SNG terdiri dari tabung tipis yang dimasukkan melalui hidung ke perut. Rute ini digunakan untuk waktu yang singkat. Ketika periode makan non-oral yang lebih lama diantisipasi, PEG digunakan, yang terdiri dari tabung yang dimasukkan melalui dinding perut ke dalam perut. PEG lebih nyaman dan umumnya tidak menimbulkan komplikasi dalam penanganannya. Rute pemberian makanan dapat dicampur: misalnya, pemberian makanan PEG umum dan asupan beberapa makanan aman melalui mulut.

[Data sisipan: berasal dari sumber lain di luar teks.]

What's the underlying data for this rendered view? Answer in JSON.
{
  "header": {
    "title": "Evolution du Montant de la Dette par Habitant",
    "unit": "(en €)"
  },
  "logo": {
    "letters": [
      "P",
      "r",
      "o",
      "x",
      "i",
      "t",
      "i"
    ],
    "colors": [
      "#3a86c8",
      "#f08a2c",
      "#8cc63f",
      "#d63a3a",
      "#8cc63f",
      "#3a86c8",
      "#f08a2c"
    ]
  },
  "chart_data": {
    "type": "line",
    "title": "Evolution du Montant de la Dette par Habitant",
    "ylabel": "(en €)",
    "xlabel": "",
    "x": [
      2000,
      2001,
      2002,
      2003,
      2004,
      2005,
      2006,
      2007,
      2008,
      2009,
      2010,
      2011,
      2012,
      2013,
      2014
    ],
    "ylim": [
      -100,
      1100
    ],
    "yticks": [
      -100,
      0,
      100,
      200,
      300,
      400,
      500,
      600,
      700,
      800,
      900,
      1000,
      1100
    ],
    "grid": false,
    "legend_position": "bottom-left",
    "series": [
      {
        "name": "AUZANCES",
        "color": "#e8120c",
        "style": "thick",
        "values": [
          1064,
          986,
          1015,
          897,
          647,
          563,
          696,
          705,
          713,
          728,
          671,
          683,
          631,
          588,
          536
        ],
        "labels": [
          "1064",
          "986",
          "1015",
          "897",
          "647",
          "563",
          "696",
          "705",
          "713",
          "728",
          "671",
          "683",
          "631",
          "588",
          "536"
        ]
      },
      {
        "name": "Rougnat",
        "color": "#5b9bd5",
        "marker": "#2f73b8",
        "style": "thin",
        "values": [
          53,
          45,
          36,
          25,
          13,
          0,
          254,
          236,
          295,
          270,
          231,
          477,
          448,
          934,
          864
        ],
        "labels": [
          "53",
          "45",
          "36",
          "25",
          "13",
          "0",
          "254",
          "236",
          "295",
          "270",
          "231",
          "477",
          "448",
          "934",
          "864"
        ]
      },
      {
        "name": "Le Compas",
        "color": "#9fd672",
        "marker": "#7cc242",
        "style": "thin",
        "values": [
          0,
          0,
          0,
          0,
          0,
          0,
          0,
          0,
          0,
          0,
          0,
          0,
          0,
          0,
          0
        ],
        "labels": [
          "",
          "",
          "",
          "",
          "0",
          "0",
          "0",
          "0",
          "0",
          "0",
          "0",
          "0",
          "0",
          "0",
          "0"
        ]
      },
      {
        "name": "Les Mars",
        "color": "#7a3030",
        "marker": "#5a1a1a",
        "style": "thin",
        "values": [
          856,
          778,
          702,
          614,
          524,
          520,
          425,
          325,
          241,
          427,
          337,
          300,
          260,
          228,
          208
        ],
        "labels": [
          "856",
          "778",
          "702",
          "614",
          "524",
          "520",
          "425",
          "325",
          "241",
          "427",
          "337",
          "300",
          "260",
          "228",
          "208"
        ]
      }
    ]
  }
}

Apakah itu memperbaiki disfagia?

Dalam kebanyakan kasus, disfagia membaik dan sembuh sehingga orang tersebut dapat makan secara normal atau dengan beberapa batasan. Pada pasien dengan penyakit neurodegeneratif, cara pemberian makan yang terbaik dipandu sesuai dengan perkembangannya. Pada orang yang sangat terpengaruh, perbaikan mungkin lambat. Beberapa pasien perlu menyimpan PEG untuk makan. Ada sangat sedikit kasus di mana pasien tidak bisa makan melalui mulut lagi. Bahkan dalam kasus perubahan serius, upaya dilakukan untuk memastikan bahwa orang tersebut dapat menelan makanan melalui mulut, dengan cara yang terkontrol dengan baik. Tujuan idealnya adalah agar orang tersebut dapat makan dengan cara terbaik, aman, dan memulihkan makanan dalam dimensi sosial dan kesenangannya.